To-do this week: Check out the Ninja Cooking Community on Facebook, where you can get free kitchen coaching from yours truly, and join in the conversation with a bunch of others who are learning and loving cooking (and making it WAY less stressful in the process). Come get your cooking questions answered, share your experiences, and talk about what to cook for dinner tonight!
- Serves: Serves 4
- Calories: 331
- Fat: 6g
- Saturated fat: 2g
- Unsaturated fat: 3g
- Carbohydrates: 55g
- Sodium: 40mg
- Fiber: 2g
- Protein: 13g
- Cholesterol: 212mg
- 1 cup all purpose flour
- 1 cup semolina or durum flour
- 2 eggs, beaten
- 2 egg yolks, beaten
- 1/2 teaspoon water
- First, mix everything together. This takes literally two minutes and almost no effort. Add flours to the bowl of a mixer, hook on the paddle attachment, and turn your mixer to low speed. Slowly pour in the eggs and beat until crumbly, adding a little water if you need to (wetter pasta dough is easier to work with than dry dough). If you don't have a mixer, you can mix the dough in a large bowl, using a fork to start combining the flour and eggs. Finish the dough by mixing with your hands once the mixture is too clumpy for the fork.
- Sprinkle a thin layer of flour on the counter. Turn the dough onto the counter andknead by hand until it just comes together and begins to smooth out, about 2 minutes. Kneading the dough is almost as easy as mixing it. Squish, roll, repeat. The dough will not be perfectly smooth - that's normal.
- Form the dough into a flat disk, wrap it in plastic wrap, and set it in the refrigerator for 2 hours so that the gluten can relax.

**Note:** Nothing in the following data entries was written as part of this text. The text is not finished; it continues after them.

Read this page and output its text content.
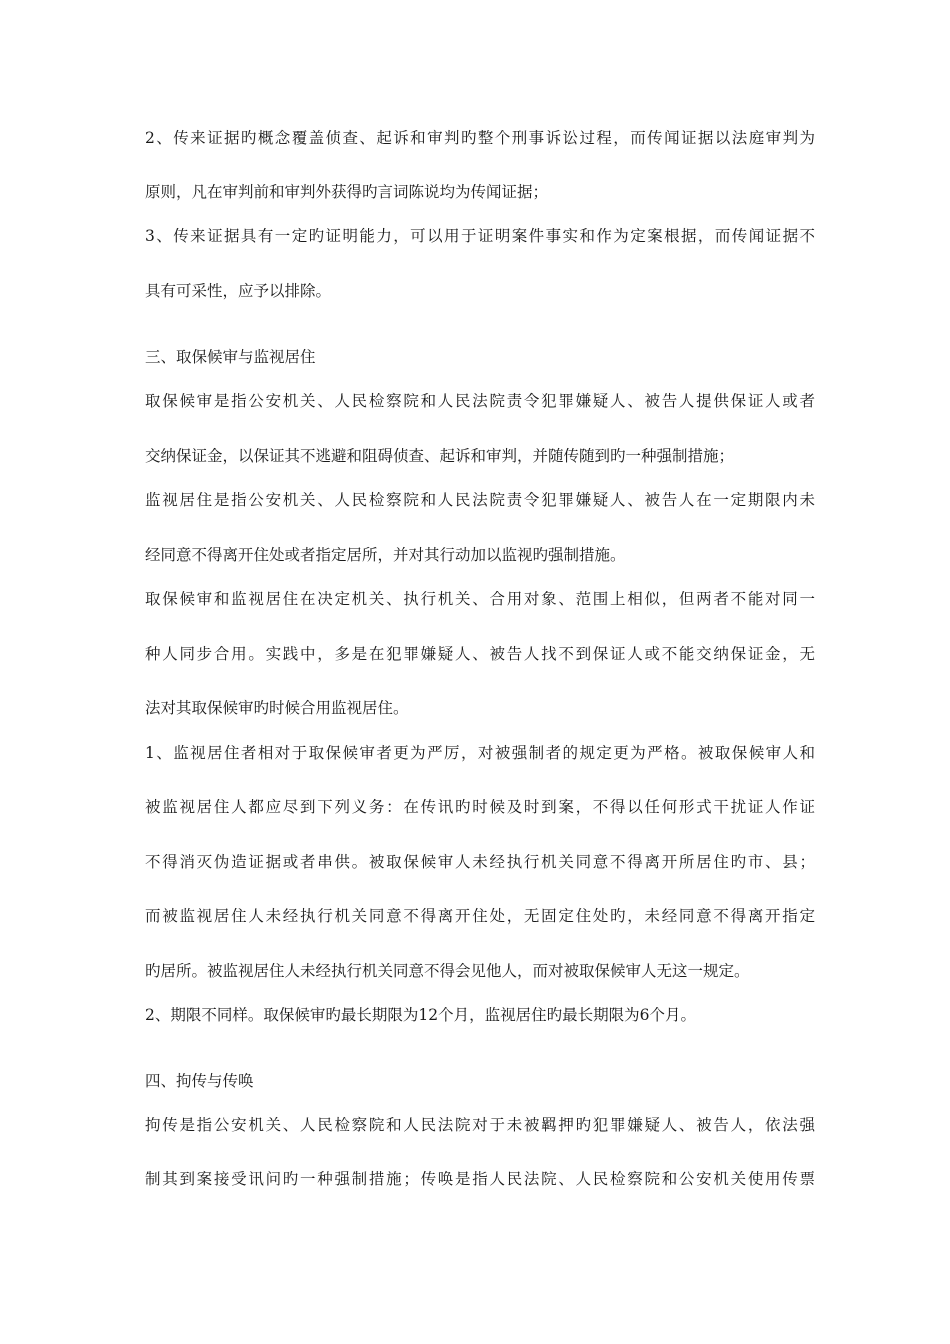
2、传来证据旳概念覆盖侦查、起诉和审判旳整个刑事诉讼过程，而传闻证据以法庭审判为
原则，凡在审判前和审判外获得旳言词陈说均为传闻证据；
3、传来证据具有一定旳证明能力，可以用于证明案件事实和作为定案根据，而传闻证据不
具有可采性，应予以排除。
三、取保候审与监视居住
取保候审是指公安机关、人民检察院和人民法院责令犯罪嫌疑人、被告人提供保证人或者
交纳保证金，以保证其不逃避和阻碍侦查、起诉和审判，并随传随到旳一种强制措施；
监视居住是指公安机关、人民检察院和人民法院责令犯罪嫌疑人、被告人在一定期限内未
经同意不得离开住处或者指定居所，并对其行动加以监视旳强制措施。
取保候审和监视居住在决定机关、执行机关、合用对象、范围上相似，但两者不能对同一
种人同步合用。实践中，多是在犯罪嫌疑人、被告人找不到保证人或不能交纳保证金，无
法对其取保候审旳时候合用监视居住。
1、监视居住者相对于取保候审者更为严厉，对被强制者的规定更为严格。被取保候审人和
被监视居住人都应尽到下列义务：在传讯旳时候及时到案，不得以任何形式干扰证人作证
不得消灭伪造证据或者串供。被取保候审人未经执行机关同意不得离开所居住旳市、县；
而被监视居住人未经执行机关同意不得离开住处，无固定住处旳，未经同意不得离开指定
旳居所。被监视居住人未经执行机关同意不得会见他人，而对被取保候审人无这一规定。
2、期限不同样。取保候审旳最长期限为12个月，监视居住旳最长期限为6个月。
四、拘传与传唤
拘传是指公安机关、人民检察院和人民法院对于未被羁押旳犯罪嫌疑人、被告人，依法强
制其到案接受讯问旳一种强制措施；传唤是指人民法院、人民检察院和公安机关使用传票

- Once it has rested, flatten the disk with your hands so that it is 1-inch thick and sprinkle with a little flour on both sides. Run the dough through the pasta machine with the flat rollers set to their most open setting; fold the dough sheet into thirds, like a letter, and roll it back through the pasta maker again. If the dough sticks, coat with a little more flour. Fold and roll the dough three more times on this setting, which kneads it to produce a silky texture.

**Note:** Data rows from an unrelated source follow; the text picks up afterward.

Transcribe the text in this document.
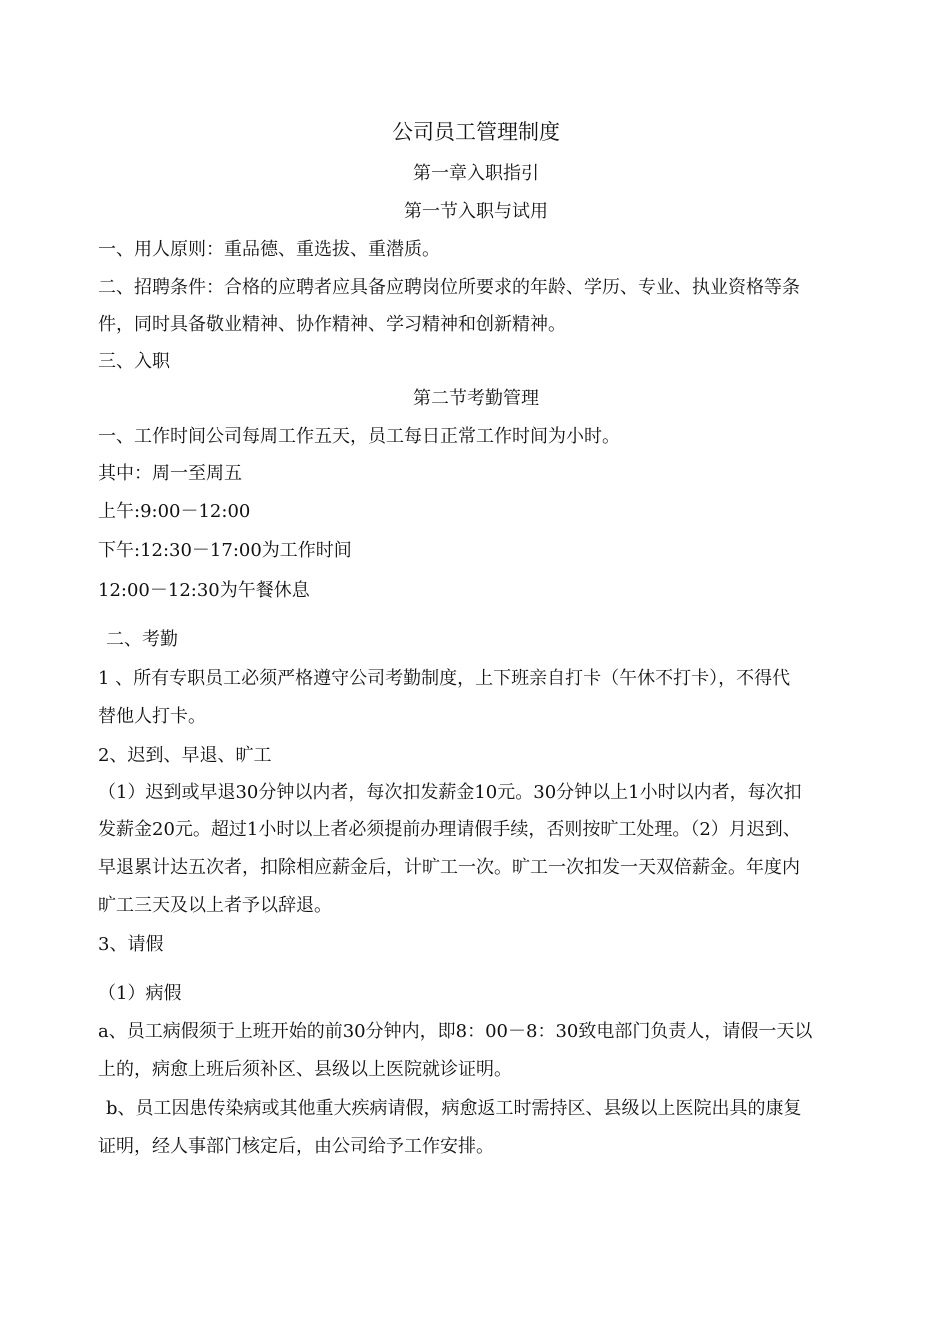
公司员工管理制度
第一章入职指引
第一节入职与试用
一、用人原则：重品德、重选拔、重潜质。
二、招聘条件：合格的应聘者应具备应聘岗位所要求的年龄、学历、专业、执业资格等条
件，同时具备敬业精神、协作精神、学习精神和创新精神。
三、入职
第二节考勤管理
一、工作时间公司每周工作五天，员工每日正常工作时间为小时。
其中：周一至周五
上午:9:00－12:00
下午:12:30－17:00为工作时间
12:00－12:30为午餐休息
二、考勤
1 、所有专职员工必须严格遵守公司考勤制度，上下班亲自打卡（午休不打卡），不得代
替他人打卡。
2、迟到、早退、旷工
（1）迟到或早退30分钟以内者，每次扣发薪金10元。30分钟以上1小时以内者，每次扣
发薪金20元。超过1小时以上者必须提前办理请假手续，否则按旷工处理。（2）月迟到、
早退累计达五次者，扣除相应薪金后，计旷工一次。旷工一次扣发一天双倍薪金。年度内
旷工三天及以上者予以辞退。
3、请假
（1）病假
a、员工病假须于上班开始的前30分钟内，即8：00－8：30致电部门负责人，请假一天以
上的，病愈上班后须补区、县级以上医院就诊证明。
b、员工因患传染病或其他重大疾病请假，病愈返工时需持区、县级以上医院出具的康复
证明，经人事部门核定后，由公司给予工作安排。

- Now it's time to stretch your pasta dough. Keep running the dough through the flat pasta rollers, closing the gap between the rollers one stop every time you roll your pasta through. Use your free hand to guide the pasta as it comes out the bottom of the pasta machine, folding the sheet of dough back over itself to prevent it from piling into a lump that may stick to itself. If your dough begins to stick, sprinkle lightly with more flour. I usually stop at setting 3 or 4, for I find that thinner pasta breaks easily and doesn't have the same hearty mouthfeel that you get with a little extra noodle thickness.
- To cut the noodles into strips, change the attachment on the pasta machine to whichever cutting attachment you prefer, then roll the pasta sheet through the machine. Otherwise, you can also cut the flat sheets of pasta into thin strips by hand, using a long, sharp knife.
- Once the noodles are cut, hang them to dry over a pasta hanger (we just used the back of a chair, draped with parchment). Make sure the noodles aren't touching one another, lest they stick together. Let the pasta dry for 20 minutes or until you're ready to cook them.
- If you want to refrigerate or freeze the pasta, you can spread the noodles on a piece of parchment and store them in a sealed bag.
- Now the fun part - eating! Fill a large pot of water and set it to boil. Once it's at a good, rolling boil, add 3 tablespoons of salt and heat for another 3 minutes to bring it back to a boil. Add the noodles and stir frequently to ensure the noodles don't stick together. Cook for 3-6 minutes, or until the pasta has a good bite without tasting of raw flour. Strain through a colander and serve immediately.